Mankind, you dismay me
When shadows waylay me! —
Not by your splendours
Do you affray me,
Not as pretenders
To demonic keenness,
Not by your meanness,
Nor your ill-teachings,
Nor your false preachings,
Nor your banalities
And immoralities,
Nor by your daring
Nor sinister bearing;
But by your madnesses
Capping cool badnesses,
Acting like puppets
Under Time’s buffets;
In superstitions
And ambitions
Moved by no wisdom,
Far-sight, or system,
Led by sheer senselessness
And presciencelessness
Into unreason
And hideous self-treason. . . .
God, look he on you,
Have mercy upon you!

The Necessity of Opposites

John Cowper Powys (1872-1963)

I am in the middle of reading a great novel by British author John Cowper Powys, namely Wolf Solent (1929).
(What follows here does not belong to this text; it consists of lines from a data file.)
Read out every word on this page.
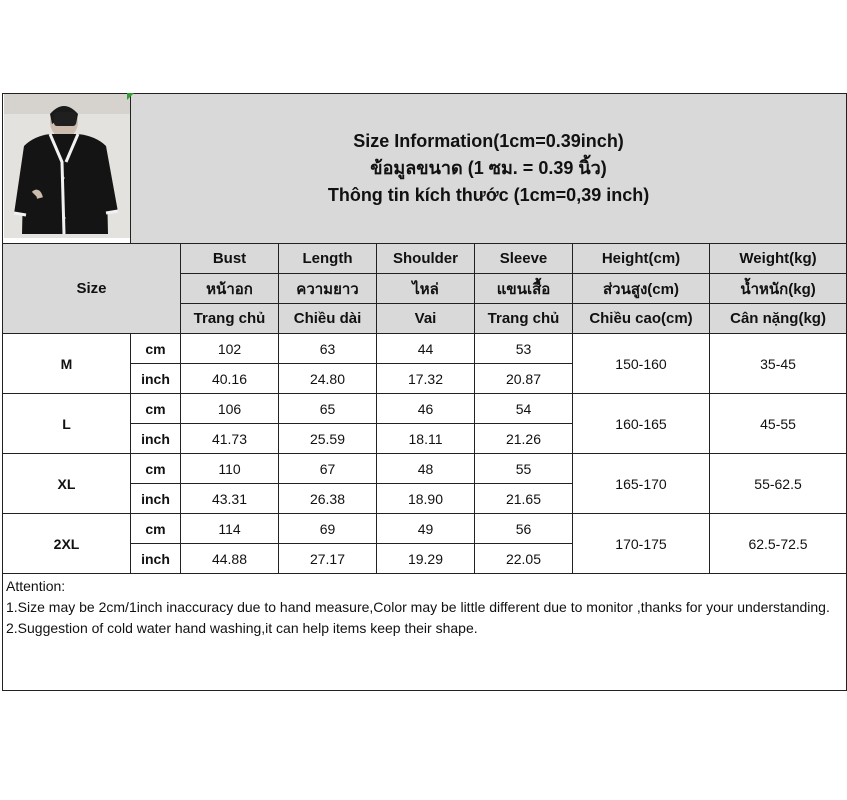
Size Information(1cm=0.39inch)
ข้อมูลขนาด (1 ซม. = 0.39 นิ้ว)
Thông tin kích thước (1cm=0,39 inch)						

Size		Bust	Length	Shoulder	Sleeve	Height(cm)	Weight(kg)
		หน้าอก	ความยาว	ไหล่	แขนเสื้อ	ส่วนสูง(cm)	น้ำหนัก(kg)
		Trang chủ	Chiều dài	Vai	Trang chủ	Chiều cao(cm)	Cân nặng(kg)
M	cm	102	63	44	53	150-160	35-45
	inch	40.16	24.80	17.32	20.87		
L	cm	106	65	46	54	160-165	45-55
	inch	41.73	25.59	18.11	21.26		
XL	cm	110	67	48	55	165-170	55-62.5
	inch	43.31	26.38	18.90	21.65		
2XL	cm	114	69	49	56	170-175	62.5-72.5
	inch	44.88	27.17	19.29	22.05		

Attention:
1.Size may be 2cm/1inch inaccuracy due to hand measure,Color may be little different due to monitor ,thanks for your understanding.
2.Suggestion of cold water hand washing,it can help items keep their shape.							
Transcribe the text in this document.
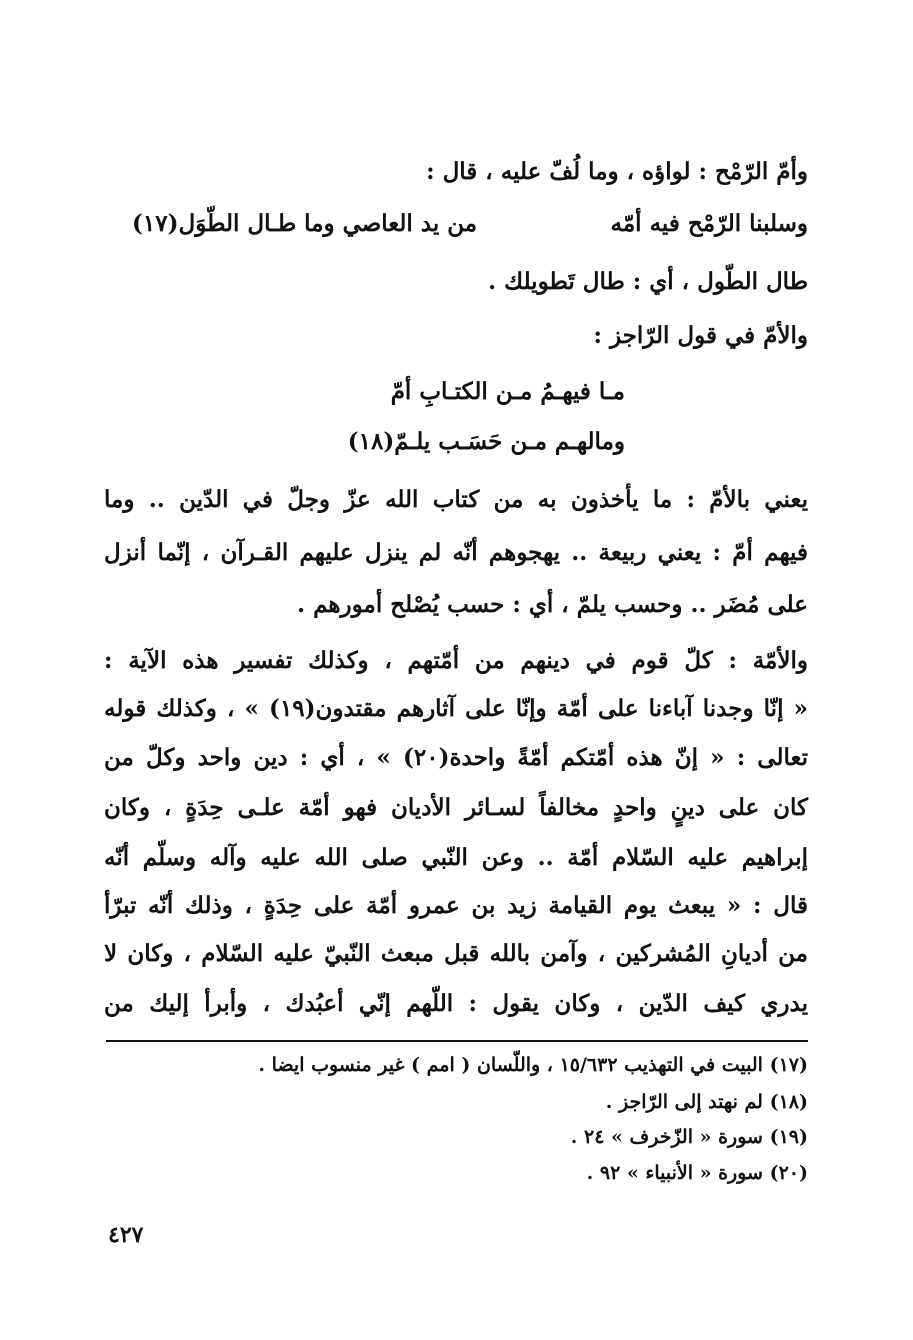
وأمّ الرّمْح : لواؤه ، وما لُفّ عليه ، قال :
وسلبنا الرّمْح فيه أمّه
من يد العاصي وما طـال الطّوَل(١٧)
طال الطّول ، أي : طال تَطويلك .
والأمّ في قول الرّاجز :
مـا فيهـمُ مـن الكتـابِ أمّ
ومالهـم مـن حَسَـب يلـمّ(١٨)
يعني بالأمّ : ما يأخذون به من كتاب الله عزّ وجلّ في الدّين .. وما
فيهم أمّ : يعني ربيعة .. يهجوهم أنّه لم ينزل عليهم القـرآن ، إنّما أنزل
على مُضَر .. وحسب يلمّ ، أي : حسب يُصْلح أمورهم .
والأمّة : كلّ قوم في دينهم من أمّتهم ، وكذلك تفسير هذه الآية :
« إنّا وجدنا آباءنا على أمّة وإنّا على آثارهم مقتدون(١٩) » ، وكذلك قوله
تعالى : « إنّ هذه أمّتكم أمّةً واحدة(٢٠) » ، أي : دين واحد وكلّ من
كان على دينٍ واحدٍ مخالفاً لسـائر الأديان فهو أمّة علـى حِدَةٍ ، وكان
إبراهيم عليه السّلام أمّة .. وعن النّبي صلى الله عليه وآله وسلّم أنّه
قال : « يبعث يوم القيامة زيد بن عمرو أمّة على حِدَةٍ ، وذلك أنّه تبرّأ
من أديانِ المُشركين ، وآمن بالله قبل مبعث النّبيّ عليه السّلام ، وكان لا
يدري كيف الدّين ، وكان يقول : اللّهم إنّي أعبُدك ، وأبرأ إليك من
(١٧) البيت في التهذيب ١٥/٦٣٢ ، واللّسان ( امم ) غير منسوب ايضا .
(١٨) لم نهتد إلى الرّاجز .
(١٩) سورة « الزّخرف » ٢٤ .
(٢٠) سورة « الأنبياء » ٩٢ .
٤٢٧
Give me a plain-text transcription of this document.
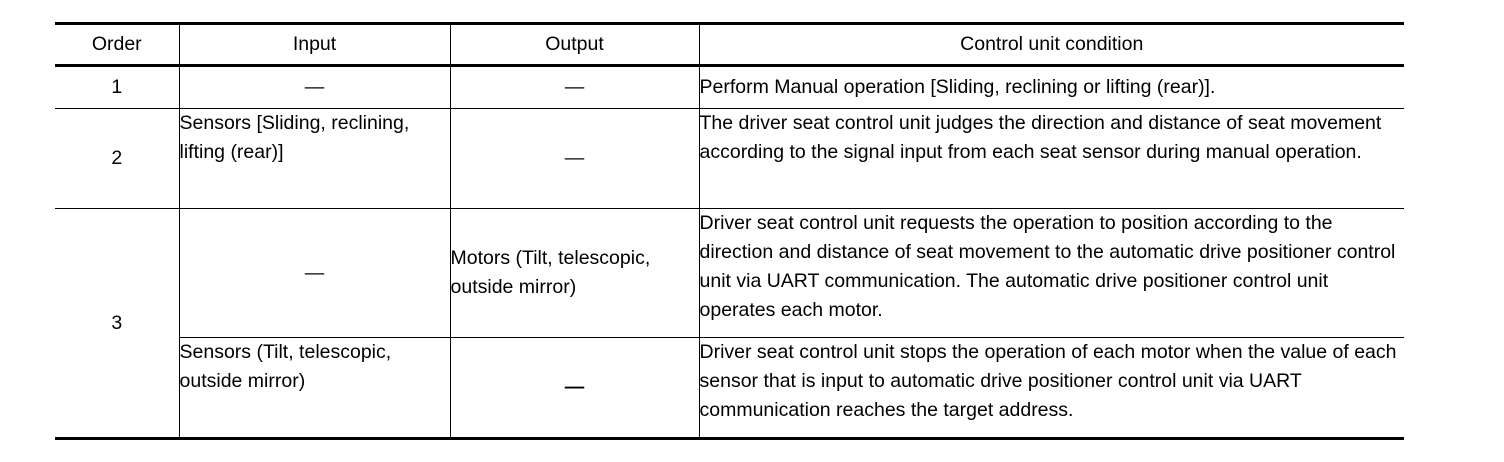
Order	Input	Output	Control unit condition
1	—	—	Perform Manual operation [Sliding, reclining or lifting (rear)].
2	Sensors [Sliding, reclining, lifting (rear)]	—	The driver seat control unit judges the direction and distance of seat movement according to the signal input from each seat sensor during manual operation.
3	—	Motors (Tilt, telescopic, outside mirror)	Driver seat control unit requests the operation to position according to the direction and distance of seat movement to the automatic drive positioner control unit via UART communication. The automatic drive positioner control unit operates each motor.
	Sensors (Tilt, telescopic, outside mirror)	—	Driver seat control unit stops the operation of each motor when the value of each sensor that is input to automatic drive positioner control unit via UART communication reaches the target address.
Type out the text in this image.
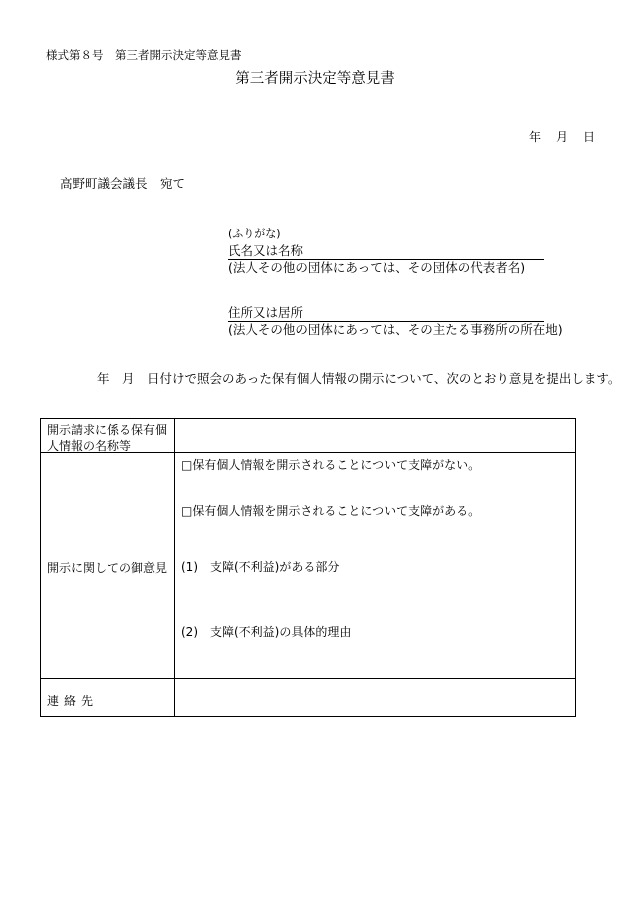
様式第８号　第三者開示決定等意見書
第三者開示決定等意見書
年 月 日
高野町議会議長　宛て
(ふりがな)
氏名又は名称
(法人その他の団体にあっては、その団体の代表者名)
住所又は居所
(法人その他の団体にあっては、その主たる事務所の所在地)
年　月　日付けで照会のあった保有個人情報の開示について、次のとおり意見を提出します。
開示請求に係る保有個
人情報の名称等
開示に関しての御意見
連絡先
□保有個人情報を開示されることについて支障がない。
□保有個人情報を開示されることについて支障がある。
(1)　支障(不利益)がある部分
(2)　支障(不利益)の具体的理由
In 1960, he added a preface to the Macdonald & Company edition which summarizes what I am coming to see as one of the preeminent works of the last century:

What might be called the purpose and essence and inmost being of this book is the necessity of opposites. Life and Death, Good and Evil, Matter and Spirit, Body and Soul, Reality and Appearance have to be joined together, have to be forced into one another, have to be proved dependent upon each other, while all solid entities have to dissolve, if they are to outlast their momentary appearance, into atmosphere. And all this applies to the difference between our own ego, the self within us, the being of which we are all so vividly aware as something under the bones and ribs and cells and vessels of our physical body with which it is so closely associated. Here we do approach the whole mysterious essence of human life upon earth, the mystery of consciousness. To be conscious: to be unconscious: yes! the difference between these is the difference between life and death for the person, the particular individual, with whom, whether it be ourself or somebody else, we are especially concerned.